Nonetheless, students say they are still upset about how CU manages their budget.
“I just want to know where my money is going each semester,” said Jonathan Yun, a senior accounting major. “I don’t know about the Visual Arts building but I feel like they should have budgeted more.”
Jesse Sexton, a freshman economics major, said he agrees with Yun.
“I’m surprised I haven’t heard about it before,” Sexton said. “I’m curious of A, how that came about and B, what they’re doing to fix it.”
Yun said he is particularly concerned about tuition increase.
“They raise tuition, and they should give us a reason why they’re raising it,” he said.
Biehle attributes the need for the capital construction fees and expensive tuition to the Taxpayer’s Bill of Rights, a Colorado initiative passed in 1992.
TABOR is a set of constitutional provisions that limits the revenue growth for state and local governments in Colorado, according to the National Conference of State Legislatures Web site.

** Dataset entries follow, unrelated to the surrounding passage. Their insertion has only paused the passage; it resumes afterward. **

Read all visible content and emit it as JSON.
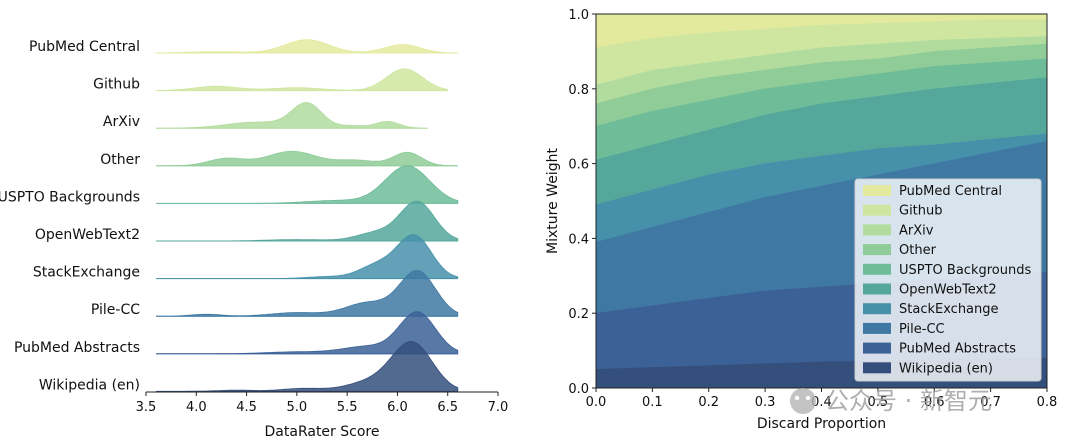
{
  "colors": {
    "PubMed Central": "#e3ea9e",
    "Github": "#cfe6a0",
    "ArXiv": "#b2dc9e",
    "Other": "#8fcc98",
    "USPTO Backgrounds": "#6fbc99",
    "OpenWebText2": "#55a79c",
    "StackExchange": "#4690aa",
    "Pile-CC": "#3f79a3",
    "PubMed Abstracts": "#3b6196",
    "Wikipedia (en)": "#344f7c"
  },
  "chart_data": [
    {
      "type": "ridgeline",
      "xlabel": "DataRater Score",
      "xlim": [
        3.5,
        7.0
      ],
      "xticks": [
        "3.5",
        "4.0",
        "4.5",
        "5.0",
        "5.5",
        "6.0",
        "6.5",
        "7.0"
      ],
      "series": [
        {
          "name": "PubMed Central",
          "peaks": [
            [
              5.1,
              0.55,
              0.22
            ],
            [
              6.05,
              0.35,
              0.18
            ],
            [
              4.2,
              0.06,
              0.25
            ]
          ],
          "range": [
            3.6,
            6.6
          ]
        },
        {
          "name": "Github",
          "peaks": [
            [
              6.07,
              0.9,
              0.18
            ],
            [
              4.2,
              0.18,
              0.22
            ],
            [
              5.0,
              0.12,
              0.25
            ]
          ],
          "range": [
            3.6,
            6.5
          ]
        },
        {
          "name": "ArXiv",
          "peaks": [
            [
              5.1,
              1.0,
              0.15
            ],
            [
              4.6,
              0.25,
              0.3
            ],
            [
              5.9,
              0.28,
              0.12
            ],
            [
              5.55,
              0.1,
              0.12
            ]
          ],
          "range": [
            3.6,
            6.3
          ]
        },
        {
          "name": "Other",
          "peaks": [
            [
              4.95,
              0.6,
              0.25
            ],
            [
              6.1,
              0.55,
              0.14
            ],
            [
              4.3,
              0.3,
              0.18
            ],
            [
              5.6,
              0.22,
              0.2
            ]
          ],
          "range": [
            3.6,
            6.6
          ]
        },
        {
          "name": "USPTO Backgrounds",
          "peaks": [
            [
              6.1,
              1.55,
              0.22
            ],
            [
              5.4,
              0.12,
              0.3
            ]
          ],
          "range": [
            3.6,
            6.6
          ]
        },
        {
          "name": "OpenWebText2",
          "peaks": [
            [
              6.2,
              1.6,
              0.17
            ],
            [
              5.8,
              0.35,
              0.2
            ],
            [
              5.0,
              0.06,
              0.3
            ]
          ],
          "range": [
            3.6,
            6.6
          ]
        },
        {
          "name": "StackExchange",
          "peaks": [
            [
              6.17,
              1.75,
              0.17
            ],
            [
              5.8,
              0.55,
              0.18
            ],
            [
              5.3,
              0.08,
              0.2
            ]
          ],
          "range": [
            3.6,
            6.6
          ]
        },
        {
          "name": "Pile-CC",
          "peaks": [
            [
              6.2,
              1.85,
              0.18
            ],
            [
              5.7,
              0.55,
              0.22
            ],
            [
              5.0,
              0.15,
              0.25
            ],
            [
              4.1,
              0.08,
              0.15
            ]
          ],
          "range": [
            3.6,
            6.6
          ]
        },
        {
          "name": "PubMed Abstracts",
          "peaks": [
            [
              6.2,
              1.7,
              0.18
            ],
            [
              5.7,
              0.3,
              0.25
            ],
            [
              5.0,
              0.08,
              0.3
            ]
          ],
          "range": [
            3.6,
            6.6
          ]
        },
        {
          "name": "Wikipedia (en)",
          "peaks": [
            [
              6.15,
              1.95,
              0.2
            ],
            [
              5.75,
              0.4,
              0.25
            ],
            [
              5.05,
              0.12,
              0.2
            ],
            [
              4.4,
              0.05,
              0.2
            ]
          ],
          "range": [
            3.6,
            6.6
          ]
        }
      ]
    },
    {
      "type": "area",
      "stacked": true,
      "xlabel": "Discard Proportion",
      "ylabel": "Mixture Weight",
      "xlim": [
        0.0,
        0.8
      ],
      "ylim": [
        0.0,
        1.0
      ],
      "xticks": [
        "0.0",
        "0.1",
        "0.2",
        "0.3",
        "0.4",
        "0.5",
        "0.6",
        "0.7",
        "0.8"
      ],
      "yticks": [
        "0.0",
        "0.2",
        "0.4",
        "0.6",
        "0.8",
        "1.0"
      ],
      "x": [
        0.0,
        0.1,
        0.2,
        0.3,
        0.4,
        0.5,
        0.6,
        0.7,
        0.8
      ],
      "cumulative_top": [
        {
          "name": "Wikipedia (en)",
          "values": [
            0.05,
            0.055,
            0.06,
            0.065,
            0.07,
            0.072,
            0.075,
            0.078,
            0.08
          ]
        },
        {
          "name": "PubMed Abstracts",
          "values": [
            0.2,
            0.22,
            0.24,
            0.26,
            0.27,
            0.28,
            0.29,
            0.3,
            0.31
          ]
        },
        {
          "name": "Pile-CC",
          "values": [
            0.39,
            0.43,
            0.47,
            0.51,
            0.54,
            0.57,
            0.6,
            0.63,
            0.66
          ]
        },
        {
          "name": "StackExchange",
          "values": [
            0.49,
            0.53,
            0.57,
            0.6,
            0.62,
            0.64,
            0.65,
            0.665,
            0.68
          ]
        },
        {
          "name": "OpenWebText2",
          "values": [
            0.61,
            0.65,
            0.69,
            0.73,
            0.76,
            0.78,
            0.8,
            0.815,
            0.83
          ]
        },
        {
          "name": "USPTO Backgrounds",
          "values": [
            0.7,
            0.74,
            0.77,
            0.8,
            0.82,
            0.84,
            0.86,
            0.87,
            0.88
          ]
        },
        {
          "name": "Other",
          "values": [
            0.76,
            0.8,
            0.83,
            0.85,
            0.87,
            0.88,
            0.9,
            0.91,
            0.92
          ]
        },
        {
          "name": "ArXiv",
          "values": [
            0.81,
            0.85,
            0.87,
            0.89,
            0.91,
            0.92,
            0.93,
            0.935,
            0.94
          ]
        },
        {
          "name": "Github",
          "values": [
            0.91,
            0.935,
            0.95,
            0.96,
            0.97,
            0.975,
            0.98,
            0.985,
            0.985
          ]
        },
        {
          "name": "PubMed Central",
          "values": [
            1.0,
            1.0,
            1.0,
            1.0,
            1.0,
            1.0,
            1.0,
            1.0,
            1.0
          ]
        }
      ],
      "legend": {
        "placement": "lower-right",
        "entries": [
          "PubMed Central",
          "Github",
          "ArXiv",
          "Other",
          "USPTO Backgrounds",
          "OpenWebText2",
          "StackExchange",
          "Pile-CC",
          "PubMed Abstracts",
          "Wikipedia (en)"
        ]
      }
    }
  ],
  "watermark": {
    "text": "公众号 · 新智元"
  }
}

TABOR effectively limits how much the state can tax its constituents, putting limits on state funding for higher education.
“Coloradoans don’t want to raise taxes, but in my view taxes are an investment on our future. They go to health care, our roads, our teachers,” Biehle said. “In my opinion, TABOR is what’s starving our state and starving our university, so that’s why students have to pay $400 for capital construction fees.”
In an effort to mobilize the state legislature to make funding for education a higher priority, UCSU is encouraging students to write letters, record videos and get the message to their legislatures.
“We’re going to mobilize the message to the Boulder area and the state of Colorado that student’s can’t afford this,” Biehle said.